Beş roman/bölüm de Archimboldi ve Santa Teresa etrafında döner. Her bölümde çeşitli seyahatler yaşanır. Bu seyahatler, maceralar farklı gibi dursalar da birbirlerine mekân, olay ve karakter aracılığıyla bağlanırlar.
Bu ve benzeri bağlantı noktalarıyla kenetlenen bölümler, diğer taraftan bağımsız bir sıra güdülerek de okunmaya müsaittir. Bu da 2666’yı özel ve değerli kılan etmenlerin başında gelir. İster dizildiği sırayla ister rastgele bir sıralamayla okunsun, 2666 her şekilde etkisini korumayı başarır.

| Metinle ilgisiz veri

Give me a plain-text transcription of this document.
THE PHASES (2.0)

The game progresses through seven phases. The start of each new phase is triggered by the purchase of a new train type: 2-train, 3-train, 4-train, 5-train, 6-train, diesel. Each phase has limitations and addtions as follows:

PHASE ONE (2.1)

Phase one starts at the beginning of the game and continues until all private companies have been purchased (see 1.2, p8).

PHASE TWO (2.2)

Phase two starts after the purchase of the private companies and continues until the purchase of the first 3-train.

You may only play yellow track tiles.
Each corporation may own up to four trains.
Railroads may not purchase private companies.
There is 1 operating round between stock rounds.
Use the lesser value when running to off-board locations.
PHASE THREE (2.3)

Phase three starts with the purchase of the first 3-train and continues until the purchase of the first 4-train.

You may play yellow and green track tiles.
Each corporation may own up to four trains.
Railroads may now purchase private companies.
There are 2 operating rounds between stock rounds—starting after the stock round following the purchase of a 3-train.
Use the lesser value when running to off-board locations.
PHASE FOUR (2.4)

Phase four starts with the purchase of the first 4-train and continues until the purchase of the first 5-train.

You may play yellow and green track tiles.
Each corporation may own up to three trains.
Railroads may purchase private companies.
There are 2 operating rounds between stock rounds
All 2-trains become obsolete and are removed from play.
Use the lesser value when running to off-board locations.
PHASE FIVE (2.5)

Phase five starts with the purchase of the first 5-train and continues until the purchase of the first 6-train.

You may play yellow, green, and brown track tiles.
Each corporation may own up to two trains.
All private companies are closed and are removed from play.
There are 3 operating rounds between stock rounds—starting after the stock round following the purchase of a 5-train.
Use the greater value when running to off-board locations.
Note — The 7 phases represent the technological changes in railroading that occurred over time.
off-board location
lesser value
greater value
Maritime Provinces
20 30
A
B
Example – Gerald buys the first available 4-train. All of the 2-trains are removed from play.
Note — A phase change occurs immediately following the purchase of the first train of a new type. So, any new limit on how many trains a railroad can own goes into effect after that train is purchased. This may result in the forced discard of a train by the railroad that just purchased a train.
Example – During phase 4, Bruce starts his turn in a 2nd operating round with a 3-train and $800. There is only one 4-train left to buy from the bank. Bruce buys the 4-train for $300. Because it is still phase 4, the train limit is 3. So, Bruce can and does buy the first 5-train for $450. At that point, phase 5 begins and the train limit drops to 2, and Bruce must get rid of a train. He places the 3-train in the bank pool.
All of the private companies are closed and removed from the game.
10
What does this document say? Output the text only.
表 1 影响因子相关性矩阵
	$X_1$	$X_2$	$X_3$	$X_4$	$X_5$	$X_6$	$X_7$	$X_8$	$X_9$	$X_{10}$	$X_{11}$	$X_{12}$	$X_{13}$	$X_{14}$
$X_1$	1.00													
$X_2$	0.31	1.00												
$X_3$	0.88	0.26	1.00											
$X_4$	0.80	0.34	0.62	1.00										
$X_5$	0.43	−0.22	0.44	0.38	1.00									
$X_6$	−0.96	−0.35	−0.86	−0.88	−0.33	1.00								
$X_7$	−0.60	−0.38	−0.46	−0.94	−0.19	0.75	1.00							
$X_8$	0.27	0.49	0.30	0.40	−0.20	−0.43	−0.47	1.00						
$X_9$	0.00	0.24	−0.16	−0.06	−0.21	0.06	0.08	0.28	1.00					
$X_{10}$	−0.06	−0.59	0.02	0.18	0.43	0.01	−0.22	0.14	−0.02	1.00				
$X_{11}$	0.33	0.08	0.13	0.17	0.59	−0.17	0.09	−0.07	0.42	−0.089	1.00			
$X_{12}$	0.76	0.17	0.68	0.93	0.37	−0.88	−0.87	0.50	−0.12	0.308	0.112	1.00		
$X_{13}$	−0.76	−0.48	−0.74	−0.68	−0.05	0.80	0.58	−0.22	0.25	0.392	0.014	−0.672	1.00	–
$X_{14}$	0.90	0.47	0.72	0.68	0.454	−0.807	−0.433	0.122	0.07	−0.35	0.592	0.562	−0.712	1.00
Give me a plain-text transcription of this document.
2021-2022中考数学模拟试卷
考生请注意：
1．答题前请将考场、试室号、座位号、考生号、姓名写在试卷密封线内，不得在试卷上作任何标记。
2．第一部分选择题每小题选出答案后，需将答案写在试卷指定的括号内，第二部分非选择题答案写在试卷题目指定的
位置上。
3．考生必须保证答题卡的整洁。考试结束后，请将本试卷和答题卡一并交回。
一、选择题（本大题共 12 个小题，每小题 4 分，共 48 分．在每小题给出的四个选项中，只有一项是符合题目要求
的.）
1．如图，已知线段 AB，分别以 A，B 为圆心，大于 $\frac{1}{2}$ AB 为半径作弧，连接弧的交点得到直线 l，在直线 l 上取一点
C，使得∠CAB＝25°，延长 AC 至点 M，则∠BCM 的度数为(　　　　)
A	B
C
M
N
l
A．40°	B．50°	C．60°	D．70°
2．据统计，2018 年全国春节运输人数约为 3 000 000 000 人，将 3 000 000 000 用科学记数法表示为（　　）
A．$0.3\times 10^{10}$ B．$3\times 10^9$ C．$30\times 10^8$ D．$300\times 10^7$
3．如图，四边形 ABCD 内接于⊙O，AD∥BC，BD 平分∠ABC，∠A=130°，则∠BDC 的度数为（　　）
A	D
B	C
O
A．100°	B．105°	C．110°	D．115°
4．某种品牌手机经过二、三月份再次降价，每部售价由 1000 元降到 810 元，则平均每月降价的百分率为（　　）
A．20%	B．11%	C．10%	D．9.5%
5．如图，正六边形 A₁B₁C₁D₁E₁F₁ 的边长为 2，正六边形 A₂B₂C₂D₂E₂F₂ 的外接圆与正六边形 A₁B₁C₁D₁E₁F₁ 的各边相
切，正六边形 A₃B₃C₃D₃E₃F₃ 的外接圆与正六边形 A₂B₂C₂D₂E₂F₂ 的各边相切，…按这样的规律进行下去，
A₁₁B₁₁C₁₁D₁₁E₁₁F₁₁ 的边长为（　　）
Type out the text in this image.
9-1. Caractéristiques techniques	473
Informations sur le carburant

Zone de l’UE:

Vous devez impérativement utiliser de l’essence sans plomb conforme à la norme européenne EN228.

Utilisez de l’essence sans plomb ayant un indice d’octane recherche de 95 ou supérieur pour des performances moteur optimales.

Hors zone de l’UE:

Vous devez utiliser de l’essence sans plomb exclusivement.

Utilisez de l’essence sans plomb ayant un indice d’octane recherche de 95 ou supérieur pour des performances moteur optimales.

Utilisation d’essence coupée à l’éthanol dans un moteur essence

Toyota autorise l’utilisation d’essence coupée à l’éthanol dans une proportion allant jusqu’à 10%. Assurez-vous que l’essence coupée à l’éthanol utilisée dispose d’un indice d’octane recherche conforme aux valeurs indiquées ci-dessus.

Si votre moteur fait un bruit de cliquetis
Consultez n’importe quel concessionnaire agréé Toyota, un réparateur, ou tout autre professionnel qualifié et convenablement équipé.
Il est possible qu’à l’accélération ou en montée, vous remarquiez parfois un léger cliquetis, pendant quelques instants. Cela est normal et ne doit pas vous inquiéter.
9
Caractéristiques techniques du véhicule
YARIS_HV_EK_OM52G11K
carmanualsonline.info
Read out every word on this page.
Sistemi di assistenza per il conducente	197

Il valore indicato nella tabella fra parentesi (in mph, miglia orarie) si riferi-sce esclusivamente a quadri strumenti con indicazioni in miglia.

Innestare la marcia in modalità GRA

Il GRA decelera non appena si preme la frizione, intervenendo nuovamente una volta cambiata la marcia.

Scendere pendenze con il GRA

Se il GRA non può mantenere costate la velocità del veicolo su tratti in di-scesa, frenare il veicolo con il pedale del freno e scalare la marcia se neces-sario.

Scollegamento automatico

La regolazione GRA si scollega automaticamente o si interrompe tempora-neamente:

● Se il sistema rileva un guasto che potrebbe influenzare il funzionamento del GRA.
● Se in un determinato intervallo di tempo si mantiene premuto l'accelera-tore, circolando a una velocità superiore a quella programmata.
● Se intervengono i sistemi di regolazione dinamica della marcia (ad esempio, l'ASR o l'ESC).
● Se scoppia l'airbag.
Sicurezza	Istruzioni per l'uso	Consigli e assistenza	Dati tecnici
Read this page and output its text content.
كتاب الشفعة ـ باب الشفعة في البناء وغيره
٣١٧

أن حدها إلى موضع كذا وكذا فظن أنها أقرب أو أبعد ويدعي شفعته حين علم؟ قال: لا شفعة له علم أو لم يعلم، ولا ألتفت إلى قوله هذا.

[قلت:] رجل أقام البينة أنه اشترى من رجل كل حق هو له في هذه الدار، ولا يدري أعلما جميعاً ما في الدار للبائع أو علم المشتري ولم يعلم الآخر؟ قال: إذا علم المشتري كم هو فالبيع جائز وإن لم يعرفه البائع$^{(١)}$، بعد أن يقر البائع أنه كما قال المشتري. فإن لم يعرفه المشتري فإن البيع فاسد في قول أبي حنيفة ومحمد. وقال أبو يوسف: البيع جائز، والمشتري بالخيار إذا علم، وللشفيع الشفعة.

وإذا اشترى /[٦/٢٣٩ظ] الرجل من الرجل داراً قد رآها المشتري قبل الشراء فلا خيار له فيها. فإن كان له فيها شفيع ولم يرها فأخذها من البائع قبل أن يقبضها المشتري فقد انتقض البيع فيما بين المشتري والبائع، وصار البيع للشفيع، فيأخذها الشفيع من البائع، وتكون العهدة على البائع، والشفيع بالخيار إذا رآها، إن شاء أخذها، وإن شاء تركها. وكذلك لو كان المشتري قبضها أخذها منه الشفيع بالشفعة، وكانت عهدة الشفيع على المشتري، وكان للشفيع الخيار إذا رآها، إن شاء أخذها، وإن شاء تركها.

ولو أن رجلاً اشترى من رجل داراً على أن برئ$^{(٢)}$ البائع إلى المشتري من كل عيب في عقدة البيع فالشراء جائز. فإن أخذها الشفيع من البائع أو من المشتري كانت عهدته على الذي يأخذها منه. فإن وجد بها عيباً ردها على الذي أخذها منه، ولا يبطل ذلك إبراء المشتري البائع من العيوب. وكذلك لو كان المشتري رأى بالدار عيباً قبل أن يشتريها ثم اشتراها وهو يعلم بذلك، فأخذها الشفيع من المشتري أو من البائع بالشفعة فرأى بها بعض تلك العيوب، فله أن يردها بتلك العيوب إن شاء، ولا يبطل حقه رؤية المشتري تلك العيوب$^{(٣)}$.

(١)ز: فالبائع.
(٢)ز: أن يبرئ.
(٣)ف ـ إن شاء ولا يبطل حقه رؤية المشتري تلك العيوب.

Romanın bir diğer öne çıkan özelliğiyse, ana akım roman anlayışının tersine, açık uçlu bir anlatımla kaleme alınmasında yatar. Hal böyle olunca okurun daha etken pozisyonda tutulduğu bir düşünme/yorumlama süreci yaşanır ki, farklı varyantlar oluşturmaya da müsaittir.
Nesirler yazan bir şair olduğunu söyleyen Bolaño, 2666’yla beraber dünya edebiyat tarihinde önemli bir yere yükselmiştir kuşkusuz. 1190 sayfalık bu roman, hem fiziksel hem düşünsel anlamda ağırlığını fazlasıyla hissettirmektedir.